Few Plusses As UK Exchange Space Shrinks

05.14.2012
Terry Flanagan

Falling volumes and extra competition in the exchange space have been mooted as reasons for the winding down of Plus Markets, London’s stock market for small and fledgling companies.

After launching itself in 2006 as a challenger to the London Stock Exchange-owned Alternative Investment Market (AIM), Plus Markets has posted losses for six consecutive years and was forced to put itself up for sale in February this year but the exchange group has failed to attract any acceptable offers and will instead begin to be wound down over the next six months.

“The exchange environment these days is getting more and more competitive,” Sophie Murra, a manager at Sharemark, a rival UK stock market for smaller companies, told Markets Media.

“I am sure that lower volumes on all exchanges is also part of the problem and in terms of capital raising on the markets recently there has been very little fundraising activity and that is bound to have an effect.”

Plus, which listed some 156 companies at the beginning of last month, including Arsenal football club and brewers Shepherd Neame, has seen listings dwindle over the last few years. And upcoming UK regulatory requirements from the Financial Services Authority, which will force institutions to hold more liquid assets to safeguard against market stress, added to Plus’s problems. The LSE-backed AIM, by comparison, has over 1,250 companies listed.

“Due to the ongoing operating costs of its business in the context of its regulatory status, the company’s cash balance has reached a level at which the board has informed the FSA that it intends to commence a process of orderly closure,” Plus Markets said in a statement on May 14. In the six months to June 30, 2011, turnover was just £1.46 million, and losses in the same period were £1.4 million. 

Plus also says it will ensure that companies traded on the Plus-quoted market are able to find suitable alternative arrangements for the trading of their shares.

“Plus quoted companies have got to decide between their options to ensure their shareholders have an ongoing trading facility,” said Murra at Sharemark. “That’s a key problem—if they no longer have a market solution then effectively those existing shareholders have no way to trade their shares.

“Plus quoted companies need to make a decision as to which alternative market would be most suited to their company. Sharemark is obviously one of those potential solutions.”

From today, Sharemark is offering free admission on to its exchange for Plus-quoted companies until January next year.
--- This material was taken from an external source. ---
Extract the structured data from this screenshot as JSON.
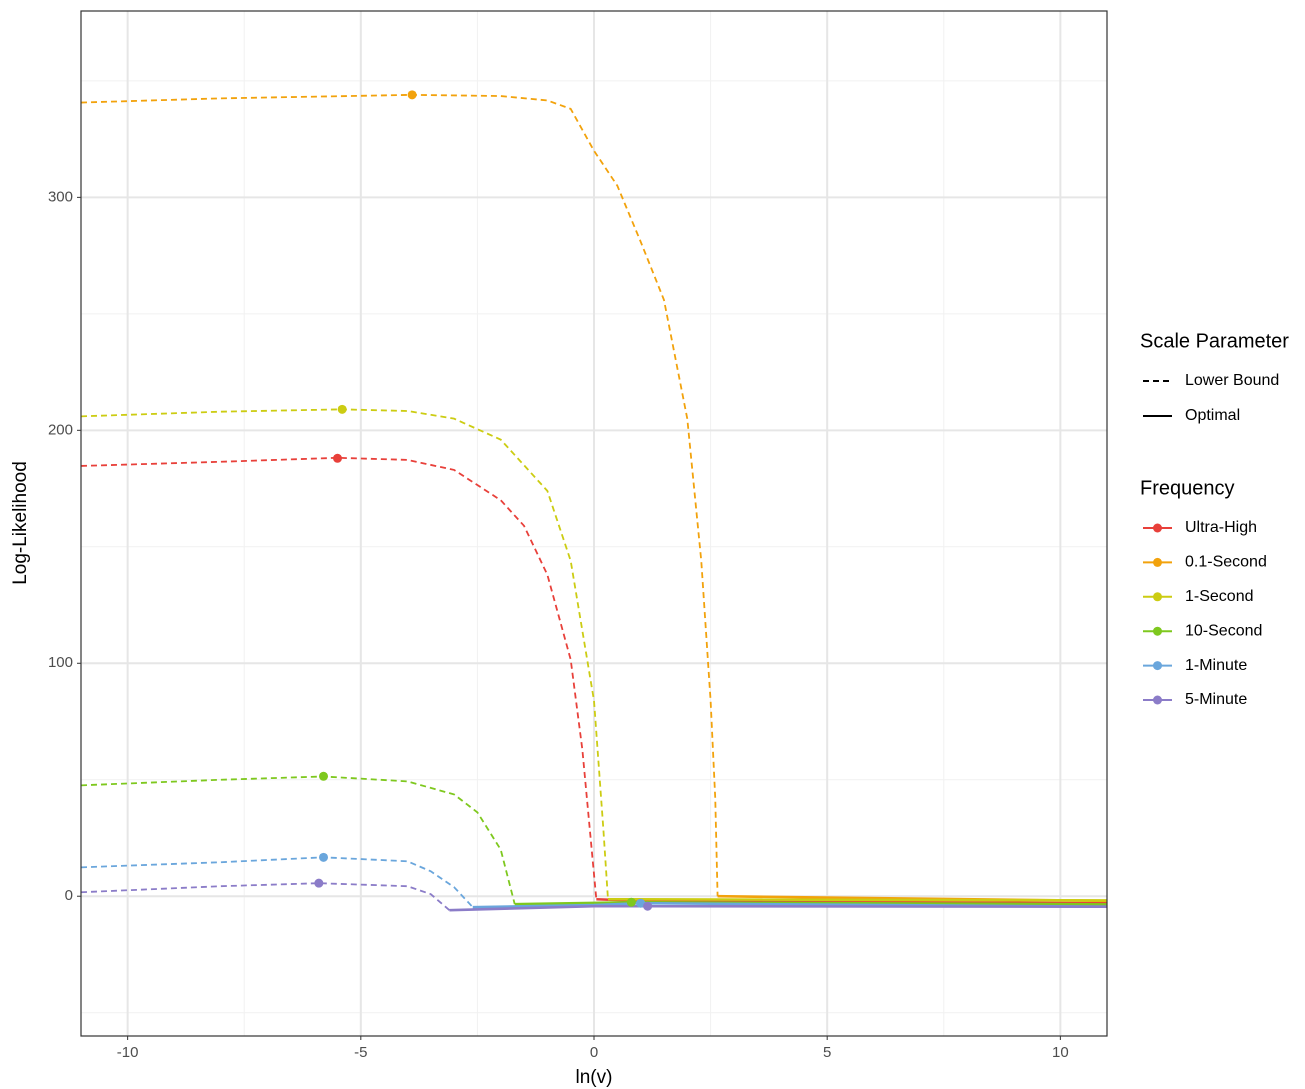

“Sharemark, like Plus Markets, provides a solution for smaller companies requiring access to capital and for companies whose shares are less liquid than those of larger, AIM-traded stocks,” added Murra.

“Sharemark has been around since 2000 and we have been firmly established but there have been another couple of players that have entered the market recently and, yes, competition is out there and stock markets are companies as well and compete in ways that ordinary businesses do.”

Chris Searle, corporate finance partner at accountants BDO in London, told Markets Media: ““It’s a shame that Plus is closing. There’s a need for a third tier public equity market in the UK below Aim and the main market.

“The problem with Plus is that it wanted to be both a cheap and cheerful market for smaller companies but then, in recent years, it loaded up its rule book so that the rules were more or less a mirror of the Aim rules. Its other big problem was that it couldn’t attract institutional investors which meant that fund raising was largely dependent on private investors.

“The demise of Plus is going to make it even more difficult for smaller companies to raise capital at a time when bank lending is tight. And existing companies on Plus are likely to face a dilemma: do they go to Aim, and not all will be able to, do they delist completely, or do they go to one of the matched bargain markets like Sharemark? All in all, it’s a sad day for the public equity markets in the UK.”